Elio BALLARDINI
Université de Bologne 
Haute Ecole de Langues Modernes pour Interprètes et Traducteurs de Forlì
elio.ballardini@unibo.it
 
Interpréter et traduire au procès pénal : Construction d'un " événement "
 
Ma communication s'interroge sur le rôle que revêt l'interprète-traducteur lors d'un procès pénal plurilingue, envisagé comme un événement codifié, ritualisé et contraignant. Deux dimensions sont examinées : celle des dynamiques internes au procès et celle de la logique externe au procès, d'ordre référentielle.

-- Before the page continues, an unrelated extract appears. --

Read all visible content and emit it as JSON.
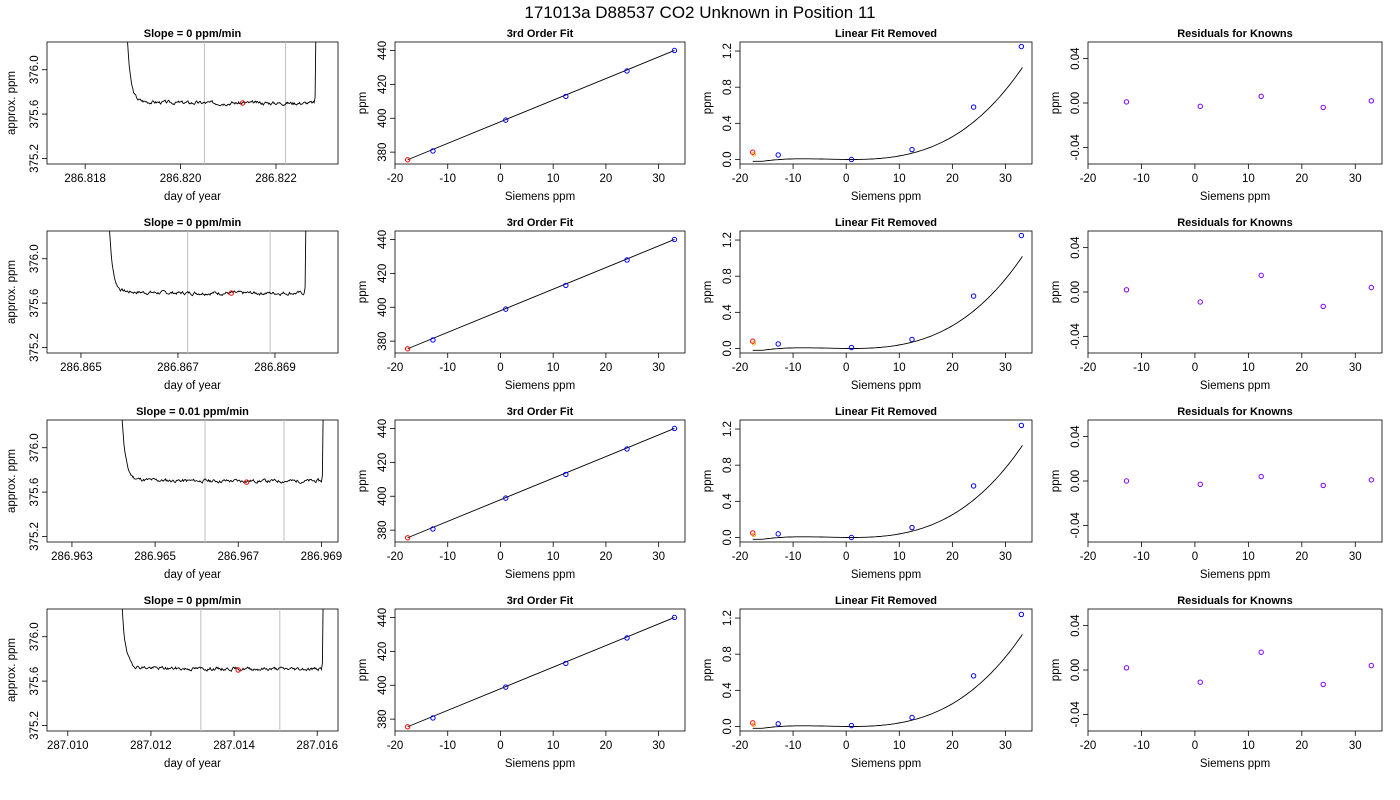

Premier niveau d'analyse : lorsque les différences d'identités et de cultures, de langues et de langages empêchent le bon déroulement d'un procès, notamment quand l'accusé ne comprend pas ou ne parle pas la langue officielle de la procédure, l'intervention d'un interprète-traducteur est requise, selon les principes du procès équitable. Son entremise permet au justiciable de participer au procès et d'assurer sa défense, et constitue en soi un événement qui modifie la manière habituelle de conduire un procès monolingue. En ce sens, l'intreprète-traducteur permet de rétablir l'égalité des armes entre les parties, fonction tout particulièrement importante lors des débats à l'audience, où l'interaction entre des formes énonciatives multiples - codes verbaux et non verbaux, langage spécialisé et commun, oral et écrit, discours monologique et dialogique, le rapport asymétrique entre les divers acteurs qui prennent part au procès, la représentation des faits et la reconstruction de la vérité judiciaire - sont à la base du caractère contradictoire de la procédure.
Deuxième niveau d'analyse : l'interprète-traducteur assure la publicité de l'audience  (sauf huis clos), aspect dont l'importance dépasse parfois celle de la recherche de la vérité judiciaire. C'est le cas, entre autre, des grands procès conduits dans le sillage de l'expérience de Nuremberg, dont la finalité plus ou moins déclarée est de rétablir une vérité historique et de poser les assises d'une mémoire partagée. Ici, la publicité des débats peut être amplifiée par une couverture médiatique, qui devient un moyen de circulation de connaissances historiques et de notions juridiques capables de façonner la vision que nous avons du passé. La traduction permet ainsi une reconstruction des faits qui répond à l'exigence sociale de révéler des actes accomplis et des événements survenus à un moment donné de l'histoire.
L'objectif de notre communication est d'apporter aux réflexions sur la traduction et l'interprétation au tribunal pénal une perspective interdisciplinaire nouvelle qui tienne compte de la complexité du contexte communicatif examiné.
 
Mots clés : événement, mémoire historique, procès pénal, publicité, traduction
 
Ballardini E. 2010. " Traduire devant un juge ", in  Londei D. & Callari Galli M., Traduire les savoirs, Peter Lang.
Cornu G. 1980. Linguistique juridique, Paris, Montchrestien.
Driesen, C. 1990. " L'interprète judiciaire face aux obstacles, ratés et échecs de la communication au pénal ", in Lederer, M. (ed.) Etudes traductologiques en hommage à Danica Seleskovitch, Paris, Minard, Lettres Modernes, 243-253.